Le diabète, une maladie bien diagnostiquée

Le dépistage du diabète se fait de manière très simple : une banale prise de sang suffit pour révéler la maladie. Mais à défaut de test systématique, des malades s'ignorent encore. Si la France est performante dans le diagnostic de la maladie, avec 20 % de diabétiques non diagnostiqués, des progrès restent encore à faire.

Le professeur Patrick Vexiau, diabétologue et chef de service de l’hôpital Saint-Louis à Paris répond à nos questions sur le diagnostic du diabète.
- Comment diagnostique-t-on le diabète ?
Le diagnostic se fait par prise de sang, en général à jeun. C'est-à-dire que la glycémie à jeun est supérieure à 1,26 g à deux reprises.
Mais il n’est pas forcément nécessaire de rester à jeun, on peut faire une glycémie à la volée à n’importe quel moment de la journée. Des symptômes cliniques et une glycémie supérieure à 2 g suffisent pour poser le diagnostic.
Plus rarement, on peut être amené à faire une hyperglycémie provoquée par voie orale en utilisant 75 g de glucose. Puis on fait une prise de sang toutes les demi-heures. Si la glycémie dépasse 2 g après deux heures, on parle aussi de diabète. Par contre, si après la deuxième heure la glycémie est entre 1,40 et 2 g, il y a intolérance au glucose.
- Le diagnostic est-il différent en fonction du type de diabète, type 1 ou type 2 ?
Le diabète de type 1 se diagnostique en général plus facilement car son début est brutal. Perte de poids soudaine, fatigue, les symptômes sont très parlants et incitent à faire des tests. Par contre le type 2 apparaît de façon sournoise, et est souvent diagnostiqué à l’occasion d’une complication du diabète lui-même. Il y a donc fréquemment un diagnostic tardif.
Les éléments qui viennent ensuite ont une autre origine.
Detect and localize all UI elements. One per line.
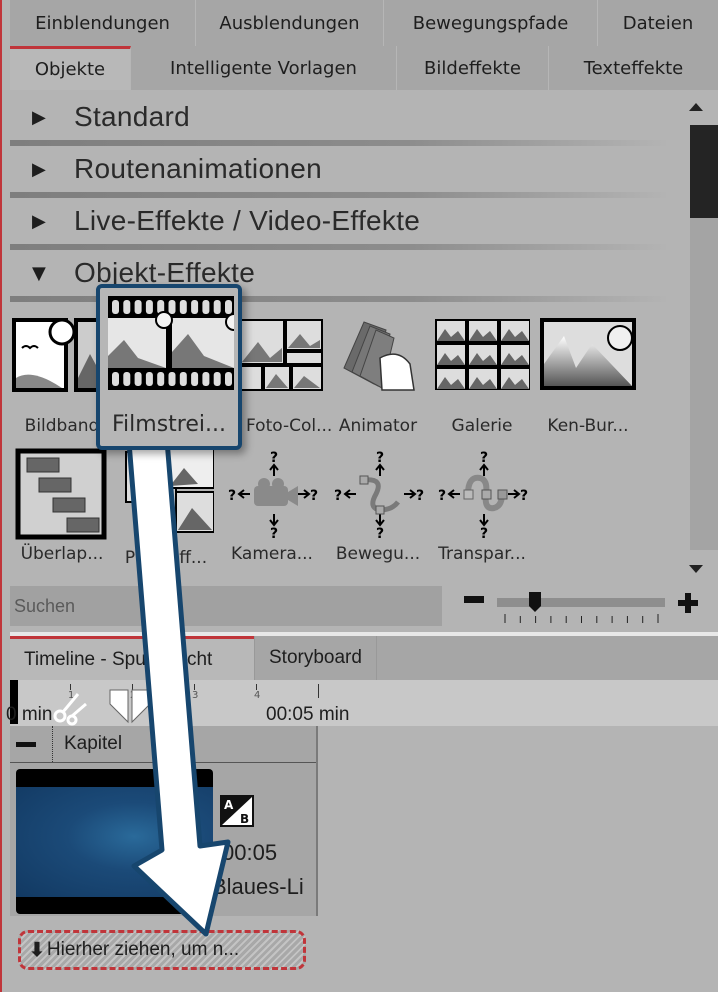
tab-row-primary: Einblendungen Ausblendungen Bewegungspfa…	[10, 0, 718, 46]
chapter-label: Kapitel	[64, 733, 123, 754]
section-routenanimationen[interactable]: ▶ Routenanimationen	[10, 149, 670, 189]
effect-label: Animator	[338, 416, 418, 436]
svg-text:?: ?	[480, 526, 488, 540]
triangle-right-icon: ▶	[32, 106, 46, 128]
gallery-grid-icon	[432, 318, 532, 408]
effect-label: Überlap...	[20, 544, 104, 564]
timeline-tabs: Timeline - Spuransicht Storyboard	[10, 636, 718, 680]
effect-label: Kamera...	[231, 544, 313, 564]
zoom-in-icon[interactable]	[678, 593, 698, 613]
effect-label: Galerie	[451, 416, 513, 436]
scissors-icon[interactable]	[50, 690, 90, 726]
drop-zone-label: Hierher ziehen, um n...	[46, 939, 240, 960]
ruler-tick-label: 4	[254, 690, 261, 701]
section-divider	[10, 140, 670, 146]
filmstrip-icon	[108, 296, 234, 390]
tab-ausblendungen[interactable]: Ausblendungen	[196, 0, 384, 46]
section-divider	[10, 192, 670, 198]
triangle-right-icon: ▶	[32, 210, 46, 232]
tab-intelligente-vorlagen[interactable]: Intelligente Vorlagen	[131, 46, 397, 90]
drag-preview[interactable]: Filmstrei...	[96, 284, 242, 450]
svg-text:?: ?	[520, 488, 528, 504]
effect-label: Pfad-Eff...	[124, 548, 208, 568]
ken-burns-icon	[538, 318, 638, 408]
tab-bewegungspfade[interactable]: Bewegungspfade	[384, 0, 598, 46]
motion-path-icon: ????	[328, 448, 428, 542]
tab-texteffekte[interactable]: Texteffekte	[549, 46, 718, 90]
triangle-down-icon: ▼	[32, 262, 46, 284]
svg-text:?: ?	[334, 488, 342, 504]
zoom-out-icon[interactable]	[464, 596, 484, 604]
ruler-end-label: 00:05 min	[266, 704, 350, 725]
tab-objekte[interactable]: Objekte	[10, 46, 131, 90]
section-standard[interactable]: ▶ Standard	[10, 97, 670, 137]
scrollbar-thumb[interactable]	[690, 125, 718, 218]
svg-text:?: ?	[376, 526, 384, 540]
tab-einblendungen[interactable]: Einblendungen	[10, 0, 196, 46]
flipbook-icon	[328, 318, 428, 408]
effect-ken-burns[interactable]: Ken-Bur...	[534, 318, 642, 436]
overlap-icon	[12, 448, 112, 540]
ruler-tick-label: 3	[192, 690, 199, 701]
triangle-right-icon: ▶	[32, 158, 46, 180]
zoom-slider-thumb[interactable]	[527, 591, 543, 613]
transparency-path-icon: ????	[432, 448, 532, 542]
effect-animator[interactable]: Animator	[324, 318, 432, 436]
camera-move-icon: ????	[222, 448, 322, 542]
effect-transparenz[interactable]: ???? Transpar...	[428, 448, 536, 564]
effect-label: Transpar...	[438, 544, 526, 564]
effect-label: Ken-Bur...	[547, 416, 629, 436]
collapse-icon[interactable]	[16, 741, 36, 747]
effect-ueberlappung[interactable]: Überlap...	[8, 448, 116, 564]
drag-preview-label: Filmstrei...	[112, 412, 226, 437]
tab-timeline[interactable]: Timeline - Spuransicht	[10, 636, 254, 680]
effect-label: Bewegu...	[335, 544, 421, 564]
effect-galerie[interactable]: Galerie	[428, 318, 536, 436]
ab-transition-icon[interactable]: A B	[220, 795, 254, 827]
svg-text:?: ?	[438, 488, 446, 504]
section-divider	[10, 244, 670, 250]
split-marker-icon[interactable]	[108, 688, 152, 724]
svg-text:?: ?	[270, 526, 278, 540]
section-label: Routenanimationen	[74, 153, 322, 184]
zoom-slider-ticks	[504, 614, 659, 623]
svg-text:?: ?	[416, 488, 424, 504]
zoom-slider-track[interactable]	[497, 598, 665, 607]
path-effect-icon	[116, 447, 216, 538]
scroll-down-arrow-icon[interactable]	[686, 562, 706, 576]
clip-thumbnail[interactable]	[16, 769, 213, 914]
tab-bildeffekte[interactable]: Bildeffekte	[397, 46, 549, 90]
drop-zone[interactable]: ⬇ Hierher ziehen, um n...	[18, 930, 306, 970]
tab-row-secondary: Objekte Intelligente Vorlagen Bildeffekt…	[10, 46, 718, 90]
clip-name: Blaues-Li	[212, 874, 304, 899]
svg-text:A: A	[224, 798, 234, 812]
window-border	[0, 0, 2, 992]
tab-dateien[interactable]: Dateien	[598, 0, 718, 46]
effect-bewegungspfad[interactable]: ???? Bewegu...	[324, 448, 432, 564]
scroll-up-arrow-icon[interactable]	[686, 100, 706, 114]
effect-kamera[interactable]: ???? Kamera...	[218, 448, 326, 564]
effect-pfad-effekt[interactable]: Pfad-Eff...	[112, 447, 220, 568]
chapter-header[interactable]: Kapitel	[10, 726, 316, 762]
section-label: Standard	[74, 101, 191, 132]
tab-storyboard[interactable]: Storyboard	[254, 636, 377, 680]
section-label: Live-Effekte / Video-Effekte	[74, 205, 421, 236]
svg-text:?: ?	[228, 488, 236, 504]
section-live-effekte[interactable]: ▶ Live-Effekte / Video-Effekte	[10, 201, 670, 241]
arrow-down-icon: ⬇	[29, 939, 45, 961]
search-input[interactable]	[10, 586, 442, 626]
svg-text:?: ?	[310, 488, 318, 504]
search-field[interactable]	[10, 586, 442, 626]
ruler-start-label: 0 min	[6, 704, 53, 725]
timeline-ruler[interactable]: 0 min 1 2 3 4 00:05 min	[6, 680, 718, 726]
clip-duration: 00:05	[222, 840, 278, 865]
svg-text:B: B	[240, 812, 249, 826]
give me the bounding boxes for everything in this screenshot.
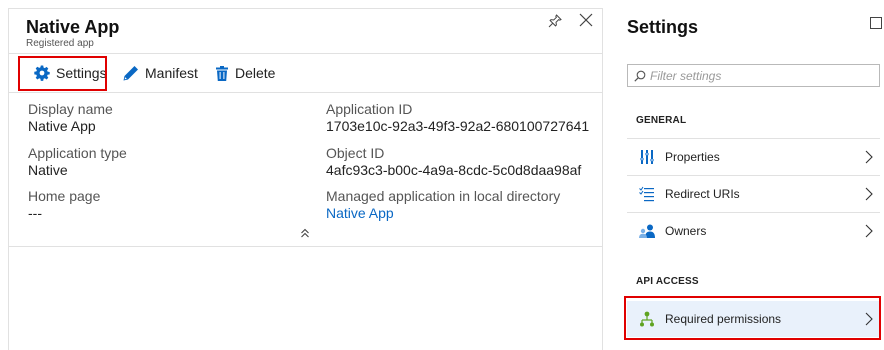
application-id-label: Application ID bbox=[326, 101, 413, 117]
application-type-label: Application type bbox=[28, 145, 127, 161]
pencil-icon bbox=[123, 66, 138, 81]
search-icon bbox=[634, 70, 646, 82]
menu-item-owners[interactable]: Owners bbox=[627, 213, 880, 249]
chevron-right-icon bbox=[865, 187, 873, 201]
chevron-right-icon bbox=[865, 150, 873, 164]
settings-highlight-box bbox=[18, 56, 107, 91]
blade-title: Native App bbox=[26, 17, 120, 37]
api-access-heading: API ACCESS bbox=[636, 276, 699, 287]
application-type-value: Native bbox=[28, 162, 68, 178]
managed-app-link[interactable]: Native App bbox=[326, 205, 394, 221]
maximize-icon[interactable] bbox=[870, 17, 882, 29]
filter-settings-input[interactable] bbox=[650, 68, 870, 83]
delete-button[interactable]: Delete bbox=[215, 62, 275, 84]
general-heading: GENERAL bbox=[636, 115, 687, 126]
close-icon[interactable] bbox=[578, 12, 594, 28]
menu-item-properties[interactable]: Properties bbox=[627, 139, 880, 175]
toolbar-divider-bottom bbox=[8, 92, 603, 93]
display-name-value: Native App bbox=[28, 118, 96, 134]
menu-item-redirect-uris[interactable]: Redirect URIs bbox=[627, 176, 880, 212]
object-id-value: 4afc93c3-b00c-4a9a-8cdc-5c0d8daa98af bbox=[326, 162, 582, 178]
collapse-icon[interactable] bbox=[300, 228, 310, 238]
blade-subtitle: Registered app bbox=[26, 38, 94, 49]
delete-button-label: Delete bbox=[235, 65, 276, 81]
manifest-button-label: Manifest bbox=[145, 65, 198, 81]
menu-item-label: Redirect URIs bbox=[665, 187, 740, 201]
essentials-divider bbox=[8, 246, 603, 247]
home-page-label: Home page bbox=[28, 188, 101, 204]
properties-icon bbox=[640, 150, 654, 164]
managed-app-label: Managed application in local directory bbox=[326, 188, 561, 204]
menu-item-label: Properties bbox=[665, 150, 720, 164]
toolbar-divider-top bbox=[8, 53, 603, 54]
trash-icon bbox=[216, 65, 228, 81]
menu-item-label: Owners bbox=[665, 224, 707, 238]
chevron-right-icon bbox=[865, 224, 873, 238]
application-id-value: 1703e10c-92a3-49f3-92a2-680100727641 bbox=[326, 118, 590, 134]
home-page-value: --- bbox=[28, 205, 42, 221]
pin-icon[interactable] bbox=[548, 14, 562, 28]
required-permissions-highlight-box bbox=[624, 296, 881, 340]
redirect-uris-icon bbox=[639, 186, 654, 202]
owners-icon bbox=[639, 224, 655, 238]
filter-settings-box[interactable] bbox=[627, 64, 880, 87]
display-name-label: Display name bbox=[28, 101, 113, 117]
manifest-button[interactable]: Manifest bbox=[122, 62, 198, 84]
object-id-label: Object ID bbox=[326, 145, 385, 161]
settings-title: Settings bbox=[627, 17, 699, 37]
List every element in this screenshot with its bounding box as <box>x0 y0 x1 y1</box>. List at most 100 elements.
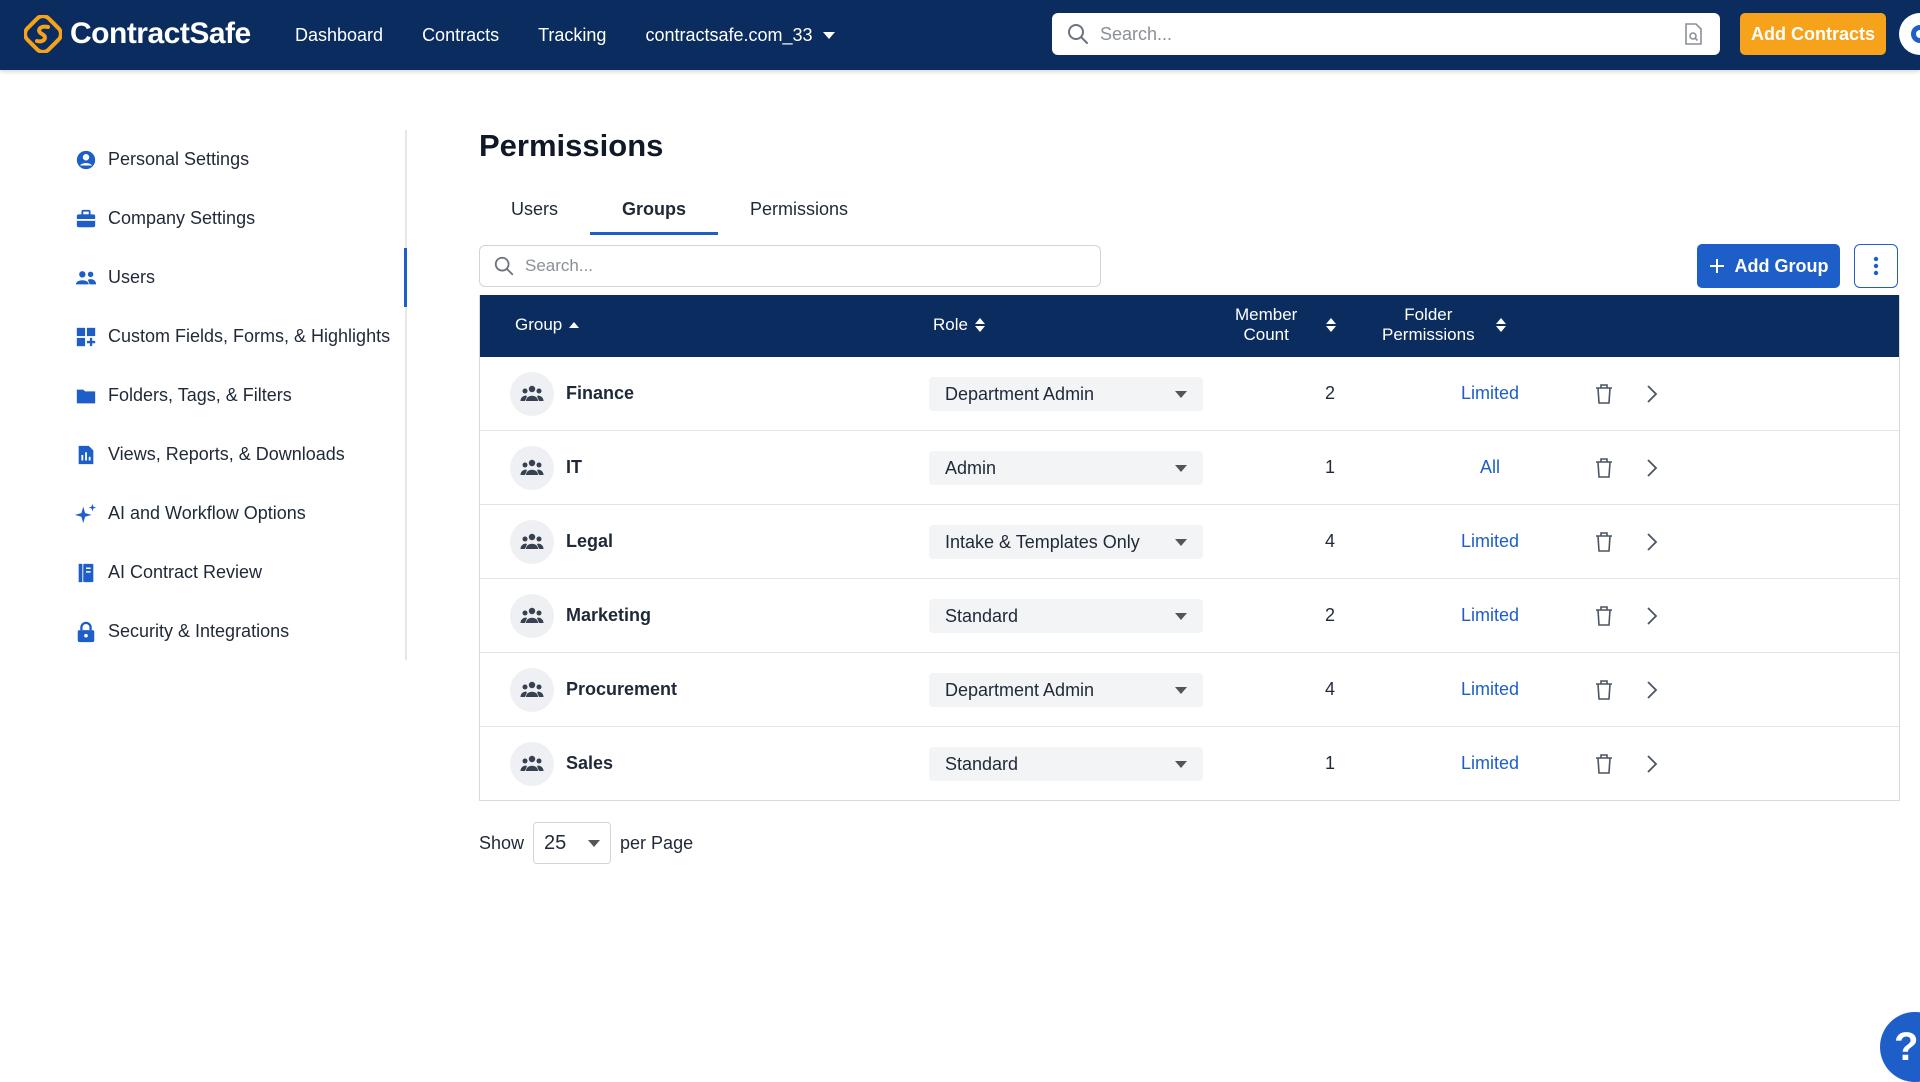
sidebar-item-users[interactable]: Users <box>0 248 407 307</box>
group-avatar <box>510 594 554 638</box>
add-group-button[interactable]: Add Group <box>1697 244 1840 288</box>
sidebar-item-folders-tags[interactable]: Folders, Tags, & Filters <box>0 366 405 425</box>
permissions-tabs: Users Groups Permissions <box>479 186 880 235</box>
folder-permissions-link[interactable]: Limited <box>1420 357 1560 430</box>
group-icon <box>520 681 544 697</box>
sidebar-item-label: Company Settings <box>108 208 256 228</box>
chevron-right-icon[interactable] <box>1645 606 1659 626</box>
group-name: IT <box>566 457 582 477</box>
header-folder-permissions-line2: Permissions <box>1382 325 1475 344</box>
chevron-right-icon[interactable] <box>1645 384 1659 404</box>
add-group-label: Add Group <box>1734 255 1829 276</box>
help-button[interactable]: ? <box>1880 1012 1920 1082</box>
group-avatar <box>510 520 554 564</box>
tab-groups[interactable]: Groups <box>590 186 719 235</box>
nav-dashboard[interactable]: Dashboard <box>295 25 383 46</box>
group-avatar <box>510 742 554 786</box>
users-icon <box>75 271 97 285</box>
tab-users[interactable]: Users <box>479 186 590 232</box>
gear-icon <box>1911 25 1920 43</box>
sidebar-item-ai-workflow[interactable]: AI and Workflow Options <box>0 484 405 543</box>
role-select[interactable]: Standard <box>929 599 1203 633</box>
per-page-value: 25 <box>544 831 567 854</box>
trash-icon[interactable] <box>1594 753 1614 775</box>
chevron-right-icon[interactable] <box>1645 532 1659 552</box>
member-count: 2 <box>1324 605 1335 625</box>
folder-permissions-link[interactable]: Limited <box>1420 727 1560 800</box>
chevron-down-icon <box>1175 390 1187 398</box>
settings-sidebar: Personal Settings Company Settings Users… <box>0 130 407 660</box>
role-value: Standard <box>945 605 1019 626</box>
user-circle-icon <box>76 150 96 170</box>
folder-permissions-link[interactable]: Limited <box>1420 579 1560 652</box>
lock-icon <box>77 621 95 643</box>
group-icon <box>520 607 544 623</box>
sort-asc-icon <box>569 322 580 328</box>
role-select[interactable]: Standard <box>929 747 1203 781</box>
folder-permissions-link[interactable]: Limited <box>1420 505 1560 578</box>
sort-group-header[interactable]: Group <box>515 315 580 335</box>
trash-icon[interactable] <box>1594 679 1614 701</box>
book-icon <box>78 563 94 583</box>
header-member-count-line2: Count <box>1243 325 1289 344</box>
add-contracts-button[interactable]: Add Contracts <box>1740 13 1886 55</box>
settings-gear-icon[interactable] <box>1899 13 1920 55</box>
nav-tracking-label: Tracking <box>538 24 607 45</box>
chevron-right-icon[interactable] <box>1645 458 1659 478</box>
sort-folder-permissions-header[interactable]: Folder Permissions <box>1382 305 1507 345</box>
document-search-icon[interactable] <box>1682 22 1704 46</box>
folder-permissions-link[interactable]: All <box>1420 431 1560 504</box>
chevron-down-icon <box>1175 760 1187 768</box>
role-select[interactable]: Department Admin <box>929 673 1203 707</box>
folder-permissions-link[interactable]: Limited <box>1420 653 1560 726</box>
sidebar-item-custom-fields[interactable]: Custom Fields, Forms, & Highlights <box>0 307 405 366</box>
role-value: Standard <box>945 753 1019 774</box>
role-value: Department Admin <box>945 679 1095 700</box>
table-row: IT Admin 1 All <box>480 430 1899 504</box>
role-select[interactable]: Intake & Templates Only <box>929 525 1203 559</box>
role-select[interactable]: Department Admin <box>929 377 1203 411</box>
chevron-right-icon[interactable] <box>1645 754 1659 774</box>
global-search-input[interactable] <box>1098 22 1662 46</box>
table-row: Marketing Standard 2 Limited <box>480 578 1899 652</box>
trash-icon[interactable] <box>1594 457 1614 479</box>
sort-icon <box>974 318 985 332</box>
per-page-select[interactable]: 25 <box>533 822 612 864</box>
group-icon <box>520 385 544 401</box>
sidebar-item-personal-settings[interactable]: Personal Settings <box>0 130 405 189</box>
logo[interactable]: ContractSafe <box>24 15 251 53</box>
role-value: Admin <box>945 457 997 478</box>
account-dropdown[interactable]: contractsafe.com_33 <box>645 25 835 46</box>
table-row: Sales Standard 1 Limited <box>480 726 1899 800</box>
sidebar-item-views-reports[interactable]: Views, Reports, & Downloads <box>0 425 405 484</box>
report-icon <box>78 445 94 465</box>
chevron-down-icon <box>1175 686 1187 694</box>
role-select[interactable]: Admin <box>929 451 1203 485</box>
more-options-button[interactable] <box>1854 244 1898 288</box>
sidebar-item-label: Views, Reports, & Downloads <box>108 444 345 464</box>
trash-icon[interactable] <box>1594 605 1614 627</box>
chevron-right-icon[interactable] <box>1645 680 1659 700</box>
sort-role-header[interactable]: Role <box>933 315 986 335</box>
chevron-down-icon <box>1175 538 1187 546</box>
trash-icon[interactable] <box>1594 383 1614 405</box>
sidebar-item-security[interactable]: Security & Integrations <box>0 602 405 661</box>
sort-member-count-header[interactable]: Member Count <box>1235 305 1337 345</box>
group-icon <box>520 533 544 549</box>
sidebar-item-label: Folders, Tags, & Filters <box>108 385 292 405</box>
header-role-label: Role <box>933 315 968 334</box>
pager-show-label: Show <box>479 832 525 853</box>
trash-icon[interactable] <box>1594 531 1614 553</box>
table-body: Finance Department Admin 2 Limited IT Ad… <box>480 357 1899 800</box>
global-search <box>1052 13 1720 55</box>
tab-permissions[interactable]: Permissions <box>718 186 880 232</box>
groups-search <box>479 245 1101 287</box>
groups-search-input[interactable] <box>523 255 1087 277</box>
sidebar-item-ai-contract-review[interactable]: AI Contract Review <box>0 543 405 602</box>
sort-icon <box>1495 318 1506 332</box>
member-count: 2 <box>1324 383 1335 403</box>
group-avatar <box>510 446 554 490</box>
nav-tracking[interactable]: Tracking <box>538 25 606 46</box>
sidebar-item-company-settings[interactable]: Company Settings <box>0 189 405 248</box>
nav-contracts[interactable]: Contracts <box>422 25 499 46</box>
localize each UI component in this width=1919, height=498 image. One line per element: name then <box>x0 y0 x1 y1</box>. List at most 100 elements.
- La maladie est-elle bien diagnostiquée à l’heure actuelle ?
Une enquête récente montre que le niveau de diagnostic en France est plutôt bon. Il y a beaucoup de dépistage, seuls 20 % de diabétiques s’ignorent. Il y a à peu près 2,5 millions de patients traités en France, soit près de 4 % de la population (on le sait d’après les remboursements des caisses d’assurance maladie).A côté de cela il y a aussi 10 % des diabétiques qui ne sont pas encore traités par des médicaments, mais juste par des mesures hygiéno-diététiques (ce qui représente encore 250.000 personnes).
On arrive à plus de 3 millions de personnes diabétiques en France, donc 5 % de la population. C’est beaucoup mais en même temps nous sommes assez performant car les études montrent que nous sommes parmi les pays qui détectent le mieux les diabétiques. Au Portugal par exemple, 50 % des malades s’ignorent. Dans les autres pays limitrophes, Allemagne ou Angleterre, on tourne plutôt autour de 30 à 40 % de diabétiques non diagnostiqués.
Donc nous sommes plutôt bon, mais ça veut quand même dire que 20 % des diabétiques ne le savent pas, et c’est pour cela que souvent le diagnostic est posé lors de complications. Le diagnostic du diabète se fait assez simplement mais il faut une fois de temps en temps aller au laboratoire. Il est important d’informer les gens sur les facteurs de risque afin que les gens qui présentent des prédispositions se fassent plus souvent dépister.